Petition for winding up of SE

124B.  “(1)  Where—

(a)an SE whose registered office is in Great Britain is not in compliance with Article 7 of Council Regulation (EC) No 2157/2001 on the Statute for a European company (the “EC Regulation”) (location of head office and registered office), and

(b)it appears to the Secretary of State that the SE should be wound up, he may present a petition for it to be wound up if the court thinks it is just and equitable for it to be so.

(2) This section does not apply if the SE is already being wound up by the court.

(3) In this section “SE” has the same meaning as in the EC Regulation.

(4) The Insolvency Act 1986 is consequentially amended as follows—

(a)in section 124 (application for winding up), in subsection (4)(b) after “124A” insert “or 124B”;

(b)in Schedule A1 (moratorium where directors propose voluntary arrangement), in paragraph 12(5)(a), after “124A” insert “or 124B”;

(c)in Schedule B1 (administration), in paragraphs 40(2)(a), 42(4)(a) and 82(1)(a) after “124A (public interest),” insert

(aa)section 124B (SEs),.

Review of decisions of a competent authority (Articles 8(14) and 19)

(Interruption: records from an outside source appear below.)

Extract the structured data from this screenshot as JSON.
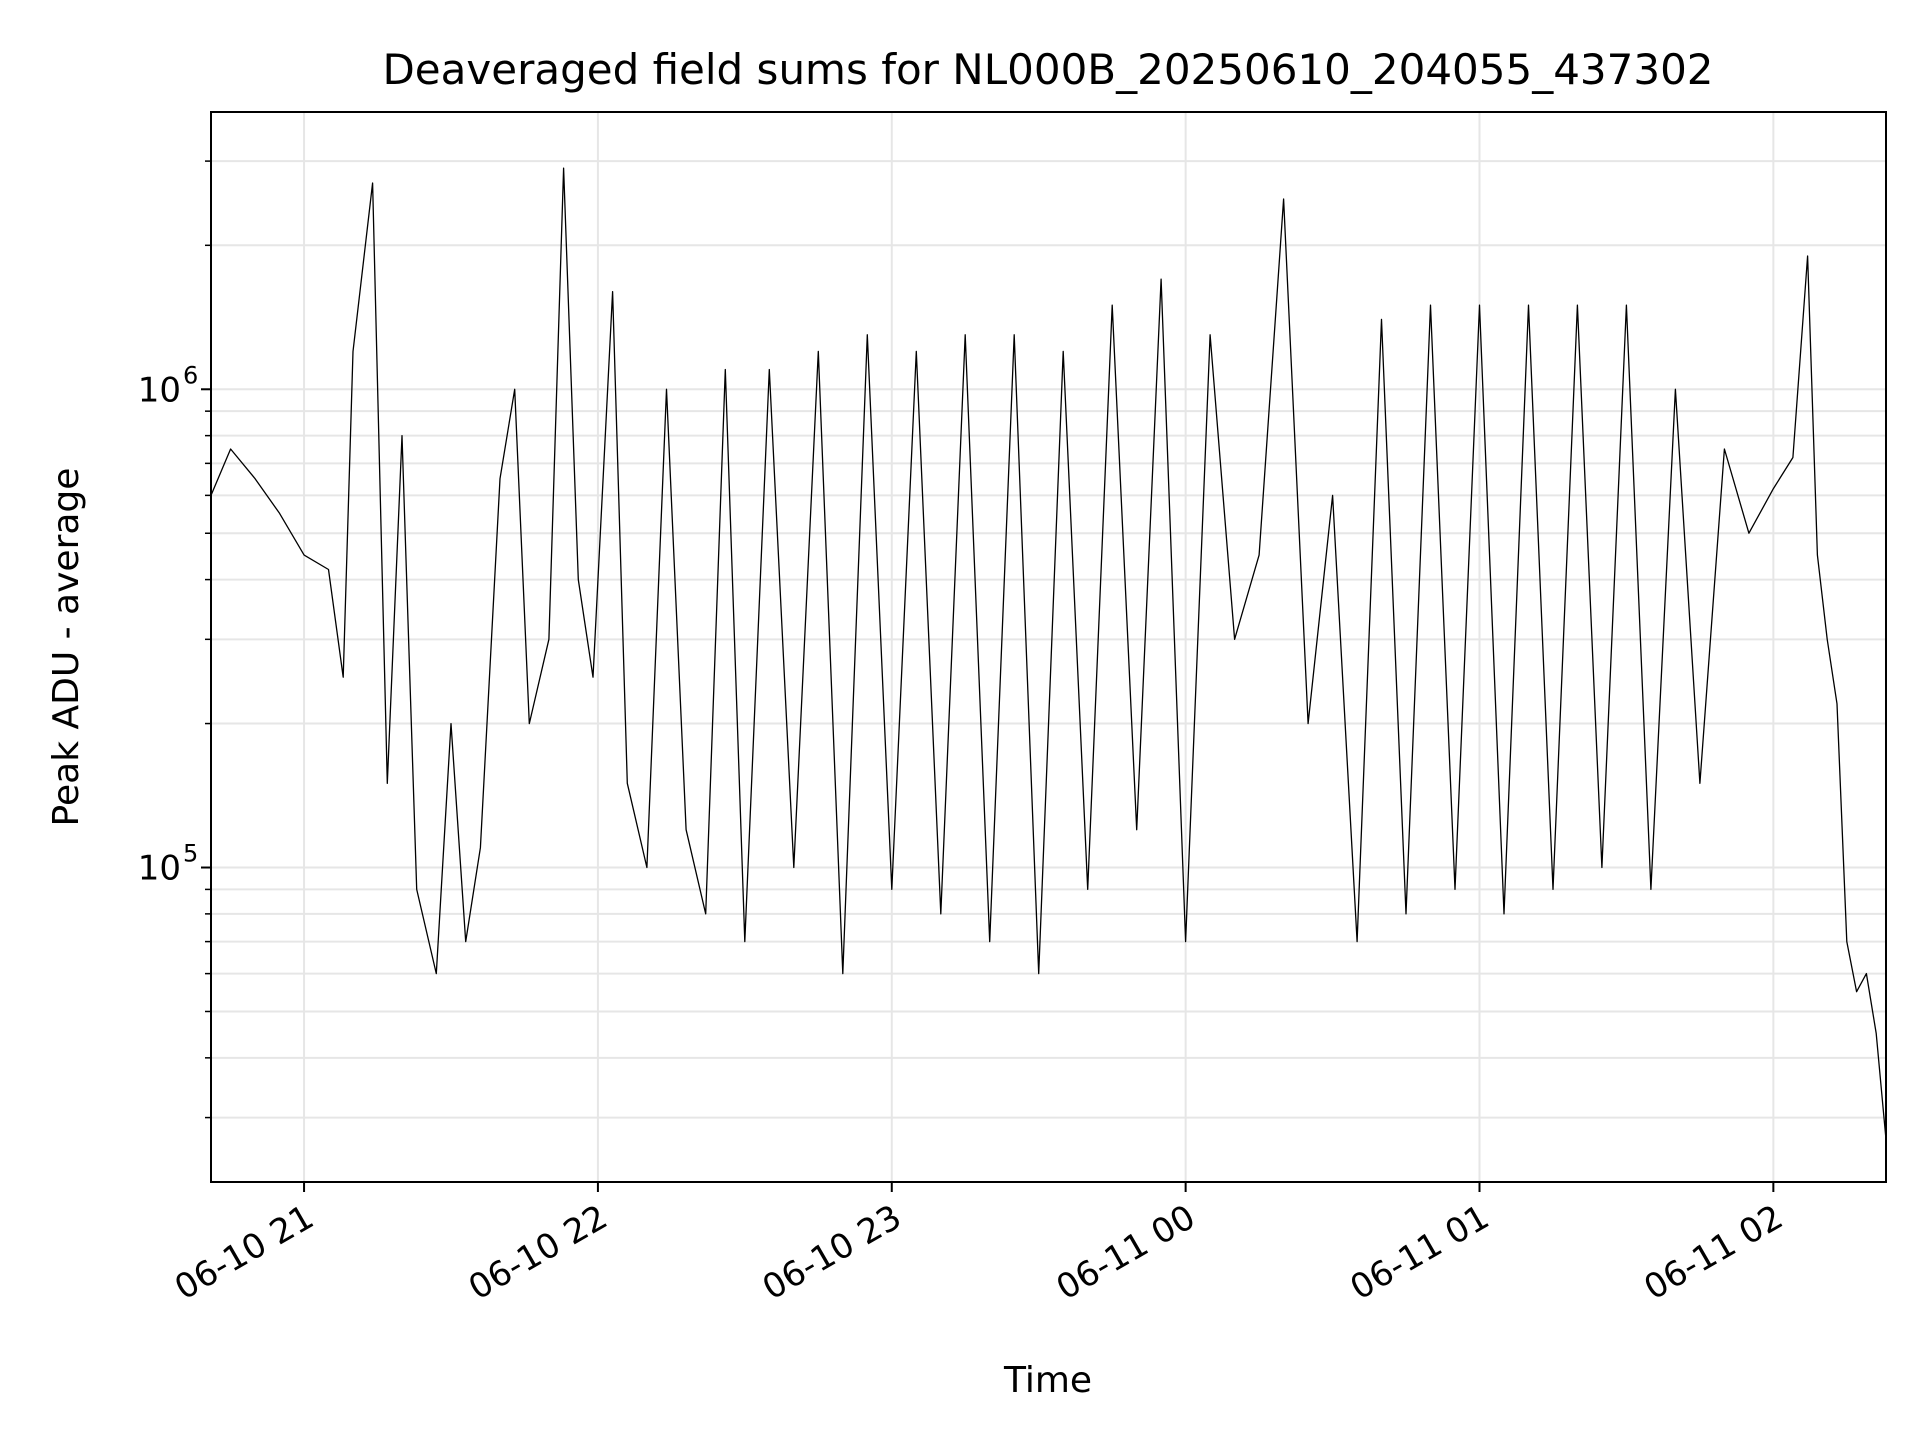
{
  "chart_data": {
    "type": "line",
    "title": "Deaveraged field sums for NL000B_20250610_204055_437302",
    "xlabel": "Time",
    "ylabel": "Peak ADU - average",
    "x_range": [
      "2025-06-10 20:41",
      "2025-06-11 02:23"
    ],
    "ylim": [
      22000,
      3800000
    ],
    "yscale": "log",
    "grid": true,
    "line_color": "#000000",
    "x_ticks": [
      {
        "value": "2025-06-10 21:00",
        "label": "06-10 21"
      },
      {
        "value": "2025-06-10 22:00",
        "label": "06-10 22"
      },
      {
        "value": "2025-06-10 23:00",
        "label": "06-10 23"
      },
      {
        "value": "2025-06-11 00:00",
        "label": "06-11 00"
      },
      {
        "value": "2025-06-11 01:00",
        "label": "06-11 01"
      },
      {
        "value": "2025-06-11 02:00",
        "label": "06-11 02"
      }
    ],
    "y_ticks": [
      {
        "value": 100000,
        "label": "10",
        "exp": "5"
      },
      {
        "value": 1000000,
        "label": "10",
        "exp": "6"
      }
    ],
    "series": [
      {
        "x": [
          "2025-06-10 20:41",
          "2025-06-10 20:45",
          "2025-06-10 20:50",
          "2025-06-10 20:55",
          "2025-06-10 21:00",
          "2025-06-10 21:05",
          "2025-06-10 21:08",
          "2025-06-10 21:10",
          "2025-06-10 21:14",
          "2025-06-10 21:17",
          "2025-06-10 21:20",
          "2025-06-10 21:23",
          "2025-06-10 21:27",
          "2025-06-10 21:30",
          "2025-06-10 21:33",
          "2025-06-10 21:36",
          "2025-06-10 21:40",
          "2025-06-10 21:43",
          "2025-06-10 21:46",
          "2025-06-10 21:50",
          "2025-06-10 21:53",
          "2025-06-10 21:56",
          "2025-06-10 21:59",
          "2025-06-10 22:03",
          "2025-06-10 22:06",
          "2025-06-10 22:10",
          "2025-06-10 22:14",
          "2025-06-10 22:18",
          "2025-06-10 22:22",
          "2025-06-10 22:26",
          "2025-06-10 22:30",
          "2025-06-10 22:35",
          "2025-06-10 22:40",
          "2025-06-10 22:45",
          "2025-06-10 22:50",
          "2025-06-10 22:55",
          "2025-06-10 23:00",
          "2025-06-10 23:05",
          "2025-06-10 23:10",
          "2025-06-10 23:15",
          "2025-06-10 23:20",
          "2025-06-10 23:25",
          "2025-06-10 23:30",
          "2025-06-10 23:35",
          "2025-06-10 23:40",
          "2025-06-10 23:45",
          "2025-06-10 23:50",
          "2025-06-10 23:55",
          "2025-06-11 00:00",
          "2025-06-11 00:05",
          "2025-06-11 00:10",
          "2025-06-11 00:15",
          "2025-06-11 00:20",
          "2025-06-11 00:25",
          "2025-06-11 00:30",
          "2025-06-11 00:35",
          "2025-06-11 00:40",
          "2025-06-11 00:45",
          "2025-06-11 00:50",
          "2025-06-11 00:55",
          "2025-06-11 01:00",
          "2025-06-11 01:05",
          "2025-06-11 01:10",
          "2025-06-11 01:15",
          "2025-06-11 01:20",
          "2025-06-11 01:25",
          "2025-06-11 01:30",
          "2025-06-11 01:35",
          "2025-06-11 01:40",
          "2025-06-11 01:45",
          "2025-06-11 01:50",
          "2025-06-11 01:55",
          "2025-06-11 02:00",
          "2025-06-11 02:04",
          "2025-06-11 02:07",
          "2025-06-11 02:09",
          "2025-06-11 02:11",
          "2025-06-11 02:13",
          "2025-06-11 02:15",
          "2025-06-11 02:17",
          "2025-06-11 02:19",
          "2025-06-11 02:21",
          "2025-06-11 02:23"
        ],
        "y": [
          600000,
          750000,
          650000,
          550000,
          450000,
          420000,
          250000,
          1200000,
          2700000,
          150000,
          800000,
          90000,
          60000,
          200000,
          70000,
          110000,
          650000,
          1000000,
          200000,
          300000,
          2900000,
          400000,
          250000,
          1600000,
          150000,
          100000,
          1000000,
          120000,
          80000,
          1100000,
          70000,
          1100000,
          100000,
          1200000,
          60000,
          1300000,
          90000,
          1200000,
          80000,
          1300000,
          70000,
          1300000,
          60000,
          1200000,
          90000,
          1500000,
          120000,
          1700000,
          70000,
          1300000,
          300000,
          450000,
          2500000,
          200000,
          600000,
          70000,
          1400000,
          80000,
          1500000,
          90000,
          1500000,
          80000,
          1500000,
          90000,
          1500000,
          100000,
          1500000,
          90000,
          1000000,
          150000,
          750000,
          500000,
          620000,
          720000,
          1900000,
          450000,
          300000,
          220000,
          70000,
          55000,
          60000,
          45000,
          27000
        ]
      }
    ]
  }
}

74.  (1)  Where any competent authority or competent authorities oppose—

(a)the transfer of the registered office of an SE under Article 8(14); or

(b)the taking part by a company of the type specified in relation to the United Kingdom in Annex 1 to the EC Regulation in the formation of an SE by merger under Article 19 whether or not its registered office is to be in Great Britain,

the provisions of paragraphs (2) to (5) shall apply.

(2) An SE, the transfer of whose registered office is opposed by a competent authority or authorities under Article 8(14) or a company whose taking part in the formation of an SE by merger, whether or not its registered office is to be in Great Britain, is opposed by a competent authority or competent authorities under Article 19, may appeal to the relevant court on the grounds that the opposition:

(a)is unlawful; or

(b)is irrational or unreasonable; or

(c)has been made on the basis of a procedural impropriety or otherwise contravenes the rules of natural justice.

(3) For the purposes of this regulation the “relevant court” is in the case of—

(a)an SE, or a company, whose registered office is in England or Wales, the High Court; and

(b)an SE, or a company, whose registered office is in Scotland, the Court of Session.

(4) An appeal may only be brought under this regulation with the permission of the court.

(5) The court determining an appeal may—

(a)dismiss the appeal; or

(b)quash the opposition, and where the court quashes an opposition it may refer the matter to the opposing competent authority or authorities with a direction to reconsider it and to make a determination in accordance with the findings of the court.